The blogosphere is made up of all blogs and their interconnections. The term implies that blogs exist together as a connected community (or as a collection of connected communities) or as a social networking service in which everyday authors can publish their opinions. Since the term has been coined, it has been referenced in a number of media and is also used to refer to the Internet.
The term was coined on September 10, 1999 by Brad L. Graham, as a joke. It was re-coined in 2002 by William Quick, and was quickly adopted and propagated by the warblog community. The term resembles the older word logosphere (from Greek logos meaning word, and sphere, interpreted as world), "the world of words", the universe of discourse.
Despite the term's humorous intent, CNN, the BBC, and National Public Radio's programs Morning Edition, Day To Day, and All Things Considered have used it several times to discuss public opinion. A number of media outlets in recent years have started treating the blogosphere as a gauge of public opinion, and it has been cited in both academic and non-academic work as evidence of rising or falling resistance to globalization, voter fatigue, and many other phenomena, and also in reference to identifying influential bloggers and "familiar strangers" in the blogosphere.
In 1999, Pyra Labs opened blogging to the masses by simplifying the process of creating and maintaining personal web spaces. Prior to the creation of Pyra's "Blogger", the number of blogs in existence was thought to be less than one hundred, which was thought to be the fetal stage of Blogosphere. Blogger meant the birth of blogosphere. In 2005, a Gallup poll showed that a third of Internet users read blogs at least on occasion, and in May 2006, a study showed that there were over forty-two million bloggers contributing to the blogosphere. With less than 1 million blogs in existence at the start of 2003, the number of blogs had doubled in size every six months through 2006.

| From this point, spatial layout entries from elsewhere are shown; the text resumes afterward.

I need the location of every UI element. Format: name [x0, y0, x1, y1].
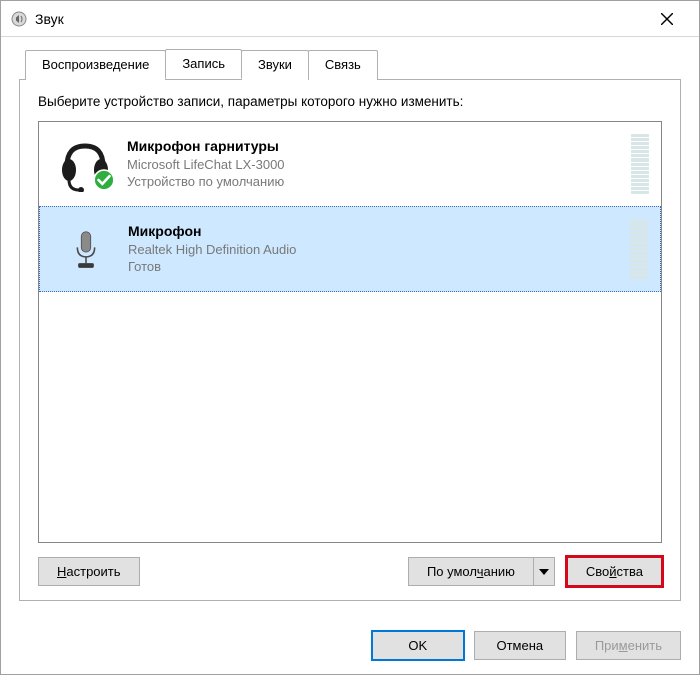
device-info: Микрофон Realtek High Definition Audio Г… [128, 222, 620, 276]
level-meter [630, 219, 648, 279]
microphone-icon [58, 221, 114, 277]
titlebar: Звук [1, 1, 699, 37]
set-default-button[interactable]: По умолчанию [408, 557, 533, 586]
dialog-buttons: OK Отмена Применить [1, 617, 699, 674]
properties-button[interactable]: Свойства [567, 557, 662, 586]
ok-button[interactable]: OK [372, 631, 464, 660]
device-name: Микрофон [128, 222, 620, 241]
device-status: Готов [128, 258, 620, 276]
set-default-dropdown[interactable] [533, 557, 555, 586]
headset-icon [57, 136, 113, 192]
panel-buttons: Настроить По умолчанию Свойства [38, 557, 662, 586]
tab-sounds[interactable]: Звуки [241, 50, 309, 80]
device-row[interactable]: Микрофон Realtek High Definition Audio Г… [39, 206, 661, 292]
level-meter [631, 134, 649, 194]
tab-strip: Воспроизведение Запись Звуки Связь [19, 49, 681, 79]
content: Воспроизведение Запись Звуки Связь Выбер… [1, 37, 699, 617]
tab-panel-recording: Выберите устройство записи, параметры ко… [19, 79, 681, 601]
window-title: Звук [35, 11, 64, 27]
tab-playback[interactable]: Воспроизведение [25, 50, 166, 80]
device-vendor: Realtek High Definition Audio [128, 241, 620, 259]
device-status: Устройство по умолчанию [127, 173, 621, 191]
instruction-text: Выберите устройство записи, параметры ко… [38, 94, 662, 109]
tab-communications[interactable]: Связь [308, 50, 378, 80]
default-check-icon [93, 169, 115, 194]
sound-dialog: Звук Воспроизведение Запись Звуки Связь … [0, 0, 700, 675]
configure-button[interactable]: Настроить [38, 557, 140, 586]
cancel-button[interactable]: Отмена [474, 631, 566, 660]
device-info: Микрофон гарнитуры Microsoft LifeChat LX… [127, 137, 621, 191]
recording-device-list[interactable]: Микрофон гарнитуры Microsoft LifeChat LX… [38, 121, 662, 543]
device-row[interactable]: Микрофон гарнитуры Microsoft LifeChat LX… [39, 122, 661, 206]
apply-button[interactable]: Применить [576, 631, 681, 660]
sound-icon [11, 11, 27, 27]
device-vendor: Microsoft LifeChat LX-3000 [127, 156, 621, 174]
set-default-split: По умолчанию [408, 557, 555, 586]
device-name: Микрофон гарнитуры [127, 137, 621, 156]
tab-recording[interactable]: Запись [165, 49, 242, 79]
close-button[interactable] [644, 4, 689, 34]
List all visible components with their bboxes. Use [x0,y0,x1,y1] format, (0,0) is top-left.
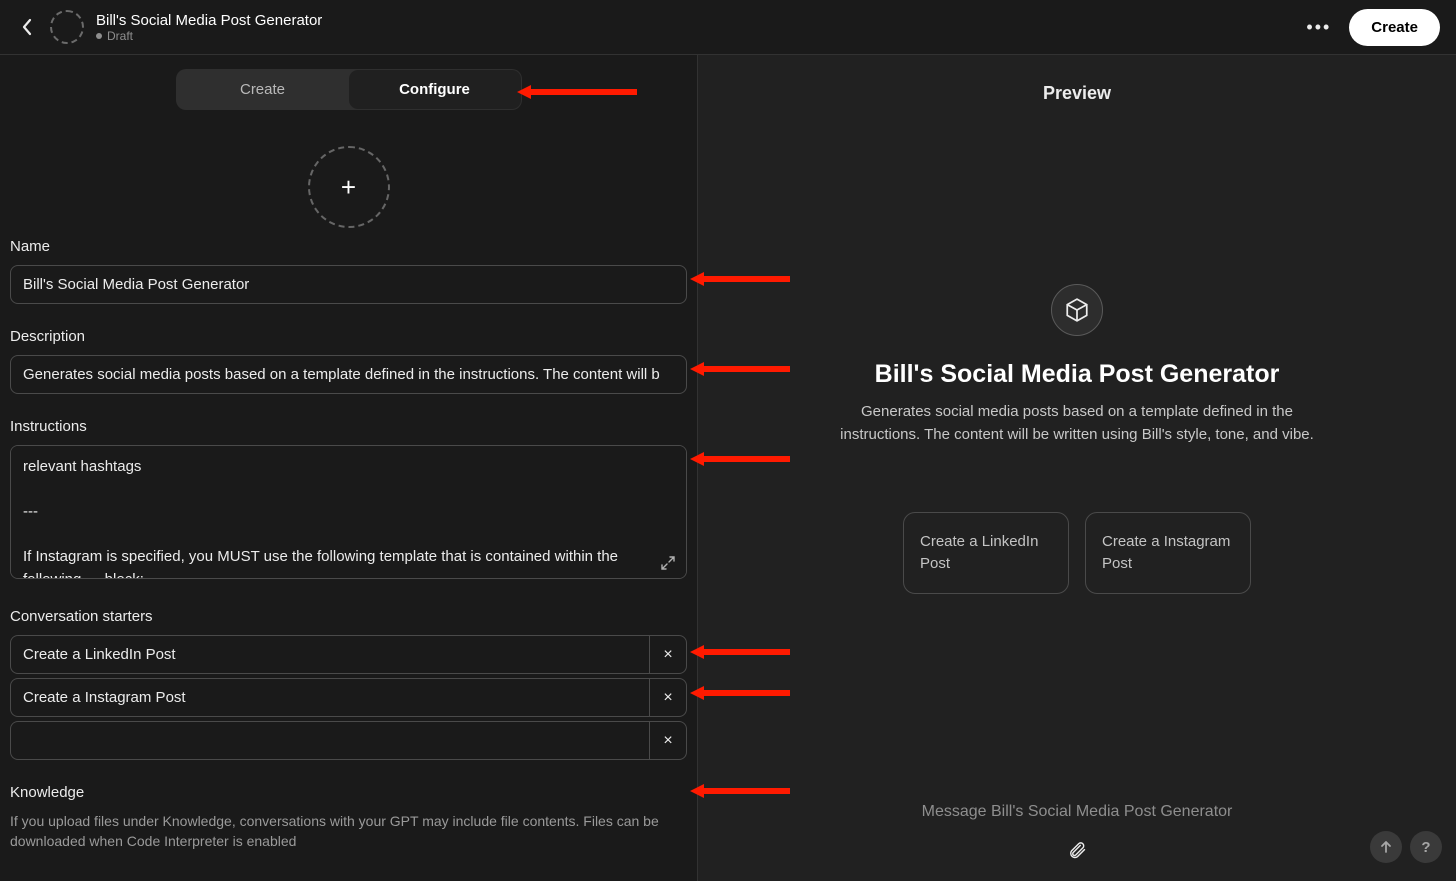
tab-configure[interactable]: Configure [349,70,521,109]
gpt-title: Bill's Social Media Post Generator [96,12,322,29]
prompt-card[interactable]: Create a Instagram Post [1085,512,1251,594]
more-menu-button[interactable]: ••• [1306,17,1331,38]
paperclip-icon [1067,839,1087,861]
close-icon: × [663,689,672,707]
tab-create[interactable]: Create [177,70,349,109]
mode-tab-switch: Create Configure [176,69,522,110]
instructions-textarea[interactable] [10,445,687,579]
delete-starter-button[interactable]: × [649,721,687,760]
conversation-starter-group: × × × [10,635,687,760]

In 2011, it was estimated that there are more than 158 million identified blogs, with more than 1 million new posts being produced by the blogosphere each day.
In a 2010 Technorati study, 36% of bloggers reported some sort of income from their blogs, most often in the form of ad revenue. This shows a steady increase from their 2009 report, in which 28% of the blogging world reported their blog as a source of income, with the mean annual income from advertisements at $42,548. Other common sources of blog-related income are paid speaking engagements and paid postings. Paid postings may be subject to rules on clearly disclosing commercial advertisements as such (regulated by, for example, the Federal Trade Commission in the US and the Advertising Standards Authority in the UK).
Sites such as Technorati, BlogPulse, and Tailrank track the interconnections between bloggers. Taking advantage of hypertext links which act as markers for the subjects the bloggers are discussing, these sites can follow a piece of conversation as it moves from blog to blog. These also can help information researchers study how fast a meme spreads through the blogosphere, to determine which sites are the most important for gaining early recognition. Sites also exist to track specific blogospheres, such as those related by a certain genre, culture, subject matter, or geopolitical location.
In 2007, following six weeks of observation, social media expert Matthew Hurst mapped the blogosphere, generating the plot to the left based on the interconnections between blogs. The most densely populated areas represent the most active portions of the blogosphere. White dots represent individual blogs. They are sized according to the number of links surrounding that particular blog. Links are plotted in both green and blue, with green representing one-way links and blue representing reciprocal links.
DISCOVER Magazine described six major 'hot spots' of the blogosphere. While points 1 and 2 represent influential individual blogs, point 3 is the perfect example of "blogging island", where individual blogs are highly connected within a sub-community but lack many connections to the larger blogosphere. Point 4 describes a sociopolitical blogging niche, in which links demonstrate the constant dialogue between bloggers who write about the same subject of interest. Point 5 is an isolated sub-community of blogs dedicated to the world of pornography. Lastly, point 6 represents a collection of sports' lovers who largely segregate themselves but still manage to link back to the higher traffic blogs toward the center of the blogosphere.
With the outstanding growth of the blogosphere within the past decade, the blogosphere has developed as its own network of interconnections. In this time, bloggers have similarly begun to engage in other online communities, specifically social networking sites, melding the two realms of social media together.
According to Technorati's 2010 "State of Blogosphere" report, 78% of bloggers are using Twitter, with much larger percentages of individuals who blog as part-time jobs (88%) or who blog full-time for a specific company (88%) using "the microblogging service". Almost half of all bloggers surveyed use Twitter to interact with the readers of their blog, while 72% of bloggers use Twitter for blog promotion. For bloggers whose blog is their business (self-employed), 63% use Twitter to market their business. Additionally, according to the report, almost 9 out of 10 (87%) bloggers currently use Facebook.
Within the blogosphere, several sub-communities have developed. These communities are largely divided by genre. Blogs are often identified by a specific genre or topic, such as travel or politics.